When thinking about a single organisation doing Training, Operation and Review, I’d suggested that there should be a primary legal basis for Operation, with the GDPR “research” provisions used as compatible extensions of that to Training and Review. That provides strong safeguards, notably that any impact on individuals must be minimised, justified by the benefits, and that there must be no possibility of using the resulting data to make decisions about individuals. Since Onfido is a data processor for Operation, it needs a primary legal basis for Training and Review: the sandbox report suggests Article 6(1)(f) Legitimate Interests. That provides safeguards that – you guessed – any impact on individuals must be minimised, justified by the benefits, and that (now as part of impact minimisation) there must be no possibility of using the resulting data to make decisions about individuals.
The details of the Onfido service raise a couple of other interesting issues. It supports banks – particularly in COVID times when it may not be possible to go into a branch to open an account – by verifying that a photograph of a face (typically from an ID document presented by the applicant) matches a current selfie – “are these the same person?” – and has not been tampered with. Training and Review are done with pairs of historic images and, perhaps, information about the origin of the ID document, but no information that would identify the individual. It might be argued that this is not personal data at all. But if the same individual were later to apply for another account, then Onfido’s data processor function might handle identifying information about them, bringing the training and review processes within scope of GDPR as well.

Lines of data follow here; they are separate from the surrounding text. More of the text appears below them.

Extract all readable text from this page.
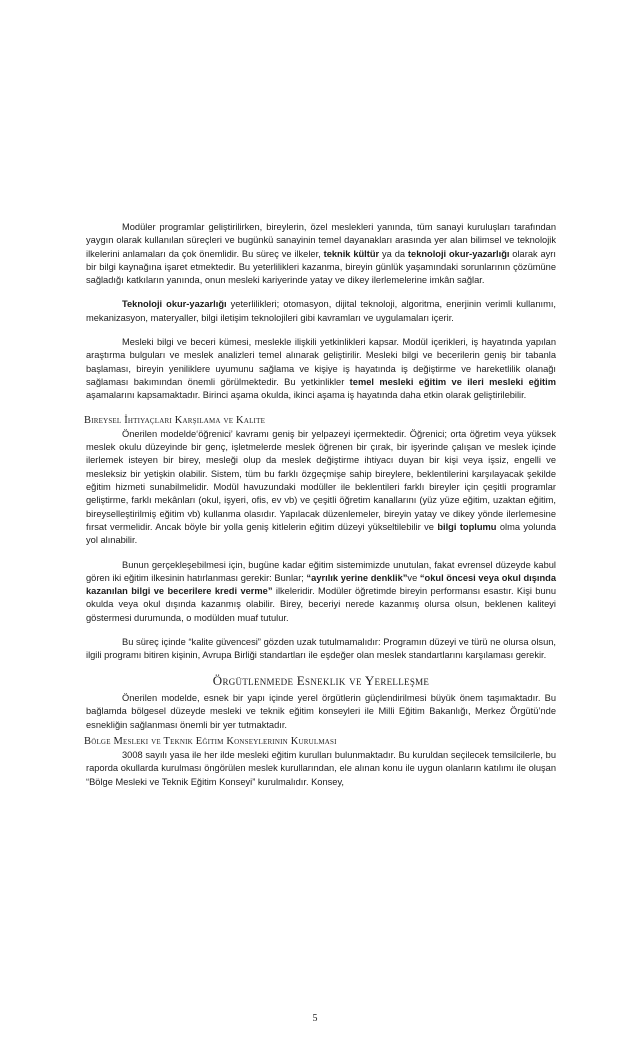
Modüler programlar geliştirilirken, bireylerin, özel meslekleri yanında, tüm sanayi kuruluşları tarafından yaygın olarak kullanılan süreçleri ve bugünkü sanayinin temel dayanakları arasında yer alan bilimsel ve teknolojik ilkelerini anlamaları da çok önemlidir. Bu süreç ve ilkeler, teknik kültür ya da teknoloji okur-yazarlığı olarak ayrı bir bilgi kaynağına işaret etmektedir. Bu yeterlilikleri kazanma, bireyin günlük yaşamındaki sorunlarının çözümüne sağladığı katkıların yanında, onun mesleki kariyerinde yatay ve dikey ilerlemelerine imkân sağlar.

Teknoloji okur-yazarlığı yeterlilikleri; otomasyon, dijital teknoloji, algoritma, enerjinin verimli kullanımı, mekanizasyon, materyaller, bilgi iletişim teknolojileri gibi kavramları ve uygulamaları içerir.

Mesleki bilgi ve beceri kümesi, meslekle ilişkili yetkinlikleri kapsar. Modül içerikleri, iş hayatında yapılan araştırma bulguları ve meslek analizleri temel alınarak geliştirilir. Mesleki bilgi ve becerilerin geniş bir tabanla başlaması, bireyin yeniliklere uyumunu sağlama ve kişiye iş hayatında iş değiştirme ve hareketlilik olanağı sağlaması bakımından önemli görülmektedir. Bu yetkinlikler temel mesleki eğitim ve ileri mesleki eğitim aşamalarını kapsamaktadır. Birinci aşama okulda, ikinci aşama iş hayatında daha etkin olarak geliştirilebilir.

Bireysel İhtiyaçları Karşılama ve Kalite

Önerilen modelde‘öğrenici’ kavramı geniş bir yelpazeyi içermektedir. Öğrenici; orta öğretim veya yüksek meslek okulu düzeyinde bir genç, işletmelerde meslek öğrenen bir çırak, bir işyerinde çalışan ve meslek içinde ilerlemek isteyen bir birey, mesleği olup da meslek değiştirme ihtiyacı duyan bir kişi veya işsiz, engelli ve mesleksiz bir yetişkin olabilir. Sistem, tüm bu farklı özgeçmişe sahip bireylere, beklentilerini karşılayacak şekilde eğitim hizmeti sunabilmelidir. Modül havuzundaki modüller ile beklentileri farklı bireyler için çeşitli programlar geliştirme, farklı mekânları (okul, işyeri, ofis, ev vb) ve çeşitli öğretim kanallarını (yüz yüze eğitim, uzaktan eğitim, bireyselleştirilmiş eğitim vb) kullanma olasıdır. Yapılacak düzenlemeler, bireyin yatay ve dikey yönde ilerlemesine fırsat vermelidir. Ancak böyle bir yolla geniş kitlelerin eğitim düzeyi yükseltilebilir ve bilgi toplumu olma yolunda yol alınabilir.

Bunun gerçekleşebilmesi için, bugüne kadar eğitim sistemimizde unutulan, fakat evrensel düzeyde kabul gören iki eğitim ilkesinin hatırlanması gerekir: Bunlar; “ayrılık yerine denklik”ve “okul öncesi veya okul dışında kazanılan bilgi ve becerilere kredi verme” ilkeleridir. Modüler öğretimde bireyin performansı esastır. Kişi bunu okulda veya okul dışında kazanmış olabilir. Birey, beceriyi nerede kazanmış olursa olsun, beklenen kaliteyi göstermesi durumunda, o modülden muaf tutulur.

Bu süreç içinde “kalite güvencesi” gözden uzak tutulmamalıdır: Programın düzeyi ve türü ne olursa olsun, ilgili programı bitiren kişinin, Avrupa Birliği standartları ile eşdeğer olan meslek standartlarını karşılaması gerekir.

Örgütlenmede Esneklik ve Yerelleşme

Önerilen modelde, esnek bir yapı içinde yerel örgütlerin güçlendirilmesi büyük önem taşımaktadır. Bu bağlamda bölgesel düzeyde mesleki ve teknik eğitim konseyleri ile Milli Eğitim Bakanlığı, Merkez Örgütü’nde esnekliğin sağlanması önemli bir yer tutmaktadır.

Bölge Mesleki ve Teknik Eğitim Konseylerinin Kurulması

3008 sayılı yasa ile her ilde mesleki eğitim kurulları bulunmaktadır. Bu kuruldan seçilecek temsilcilerle, bu raporda okullarda kurulması öngörülen meslek kurullarından, ele alınan konu ile uygun olanların katılımı ile oluşan “Bölge Mesleki ve Teknik Eğitim Konseyi” kurulmalıdır. Konsey,

5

If the face pairs might be personal data, then it’s likely that they count as “biometrics”, and so will be classed as Special Category Data under GDPR. But since it has been widely reported that many Machine Learning algorithms perform very differently with faces of different racial types, there is an Article 9 basis that fits snugly and, again, provides strong safeguards: the “substantial public interest” in reducing discrimination.
In summary: a textbook example of how, if you are trying to do the right thing, a detailed study of data protection law will usually be a strong and helpful guide, rather than a barrier.